Denver Public Schools (DPS) RBI Program (Reviving Baseball in Inner Cities) grant for boys and girls
“I do feel like it’s growing,” Kellogg said. “Our goal with this Legacy grant on RBI is grow the program by 25 percent each of the next four years. So we’re going to basically double the program in four years.
“We have a lot of schools that have reached out to us to see if they can participate in it. This is a great opportunity for Major League Baseball and the Rockies. With baseball in town and excitement around the Rockies, kids come to the game. By getting kids interested in baseball and wanting to play, we think RBI is a great way to impact them.”
John F. Kennedy High School field renovations
The Rockies became aware of a problem with baseball and softball at JFK, one of the largest Title I low-income schools in DPS.
“We’re renovating three different fields with this Legacy project -- and Kennedy High School, in particular, the kids are actually a part of the RBI program,” Kellogg said. “Last year, both their baseball and softball fields were deemed unplayable.
“DPS said, ‘Let’s see if we can refurbish these fields by July 10 or 11.' And, my goodness, we’re going to get that done. We’re going to build a whole new softball field beside the baseball field, with scoreboards and signage -- and that will be unveiled with a game sometime around All-Star Week.”
Boys & Girls Club of Metro Denver: J. Churchill Owen Branch
The J. Churchill Owen Boys & Girls Club has been open since 1967, and the Rockies have been a supporting sponsor. The Legacy grant will be used in several areas.
• The Teen Center will receive new flooring, paint, storage units and furniture. Additionally, all devices will be converted to laptops, so the center will be more conducive to tech programming. New storage units will keep the space cleaner and more organized. The social area and gym will be updated with new furniture and games.
• The baseball field will also undergo a beautification and improvement project.
The Rockies have been involved with the center, opened by onetime Denver Broncos quarterback Brian Griese and his wife, Dr. Brook Griese, a clinical psychologist. It is named for Griese's mother, who died of breast cancer when he was 12 years old. The center is designed to help children and young adults who have lost a loved one.
“They provide comprehensive grief care services for children and families to help them express and cope with grief,” Kellogg said. “It’s such a unique service, and we’re going to magnify it and let everyone know about the work that’s being done.”

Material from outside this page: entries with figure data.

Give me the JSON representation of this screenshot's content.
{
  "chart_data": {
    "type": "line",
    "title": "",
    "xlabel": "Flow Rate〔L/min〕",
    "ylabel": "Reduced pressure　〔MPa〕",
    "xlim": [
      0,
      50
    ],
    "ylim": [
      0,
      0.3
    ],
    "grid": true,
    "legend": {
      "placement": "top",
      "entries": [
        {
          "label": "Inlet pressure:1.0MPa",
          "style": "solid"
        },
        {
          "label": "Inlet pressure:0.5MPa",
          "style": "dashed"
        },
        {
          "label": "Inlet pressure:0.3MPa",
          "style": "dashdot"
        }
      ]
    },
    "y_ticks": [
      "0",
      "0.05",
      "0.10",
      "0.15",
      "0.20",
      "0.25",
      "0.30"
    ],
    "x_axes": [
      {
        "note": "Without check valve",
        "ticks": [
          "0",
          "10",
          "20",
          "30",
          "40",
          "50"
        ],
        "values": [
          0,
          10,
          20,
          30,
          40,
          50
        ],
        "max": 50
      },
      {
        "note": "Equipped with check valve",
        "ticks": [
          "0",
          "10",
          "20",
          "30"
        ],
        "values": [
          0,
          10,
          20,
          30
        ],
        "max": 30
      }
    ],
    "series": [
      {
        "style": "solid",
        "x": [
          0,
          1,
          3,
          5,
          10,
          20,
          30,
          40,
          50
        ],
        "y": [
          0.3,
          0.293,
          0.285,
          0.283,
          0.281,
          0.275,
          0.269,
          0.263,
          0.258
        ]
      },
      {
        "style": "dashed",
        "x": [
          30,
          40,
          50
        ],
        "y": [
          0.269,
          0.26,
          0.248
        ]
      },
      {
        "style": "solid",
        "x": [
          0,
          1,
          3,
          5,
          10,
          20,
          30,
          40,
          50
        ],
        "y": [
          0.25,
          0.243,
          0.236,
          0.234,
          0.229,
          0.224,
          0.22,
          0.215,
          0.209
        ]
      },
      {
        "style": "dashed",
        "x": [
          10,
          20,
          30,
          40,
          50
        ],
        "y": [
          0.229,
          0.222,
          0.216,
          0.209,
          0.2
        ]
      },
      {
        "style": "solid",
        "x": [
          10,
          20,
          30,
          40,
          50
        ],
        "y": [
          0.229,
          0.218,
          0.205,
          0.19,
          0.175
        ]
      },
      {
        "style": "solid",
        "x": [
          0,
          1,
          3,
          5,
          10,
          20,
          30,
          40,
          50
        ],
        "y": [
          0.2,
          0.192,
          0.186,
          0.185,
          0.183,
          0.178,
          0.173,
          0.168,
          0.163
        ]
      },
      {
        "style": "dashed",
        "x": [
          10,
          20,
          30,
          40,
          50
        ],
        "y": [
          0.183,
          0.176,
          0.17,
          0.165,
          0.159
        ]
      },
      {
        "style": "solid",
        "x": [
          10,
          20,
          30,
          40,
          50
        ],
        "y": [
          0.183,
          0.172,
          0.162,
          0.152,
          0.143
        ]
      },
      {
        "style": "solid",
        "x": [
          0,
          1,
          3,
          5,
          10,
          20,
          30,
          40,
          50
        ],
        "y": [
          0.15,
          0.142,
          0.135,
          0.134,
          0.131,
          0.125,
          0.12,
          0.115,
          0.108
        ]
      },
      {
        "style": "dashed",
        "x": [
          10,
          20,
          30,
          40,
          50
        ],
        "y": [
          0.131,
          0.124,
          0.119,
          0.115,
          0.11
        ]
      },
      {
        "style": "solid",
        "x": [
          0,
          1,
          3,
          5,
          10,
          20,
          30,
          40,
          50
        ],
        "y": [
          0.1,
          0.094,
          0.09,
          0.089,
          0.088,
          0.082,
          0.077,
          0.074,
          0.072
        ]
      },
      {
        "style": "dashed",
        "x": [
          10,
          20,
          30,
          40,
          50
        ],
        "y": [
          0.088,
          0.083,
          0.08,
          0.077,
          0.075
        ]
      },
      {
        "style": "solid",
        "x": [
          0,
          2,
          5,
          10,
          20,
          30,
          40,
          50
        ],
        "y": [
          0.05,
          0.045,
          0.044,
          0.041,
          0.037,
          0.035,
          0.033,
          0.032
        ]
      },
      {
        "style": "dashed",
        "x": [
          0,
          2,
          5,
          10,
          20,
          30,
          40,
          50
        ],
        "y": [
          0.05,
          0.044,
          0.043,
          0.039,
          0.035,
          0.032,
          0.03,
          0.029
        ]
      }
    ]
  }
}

Military community grants for TAPS (Tragedy Assistance Program for Survivors) and Challenge America
“We love to support the military, and so does Major League Baseball,” Kellogg said. “TAPS provides resources for families that have lost a loved one in service, in battle. We’re going to provide a clinic for 20 of those kids from TAPS.
“Challenge America is working toward a job placement program and an art therapy program for veterans that helps them reacclimate into the community, and to find work when they’re exiting the military.”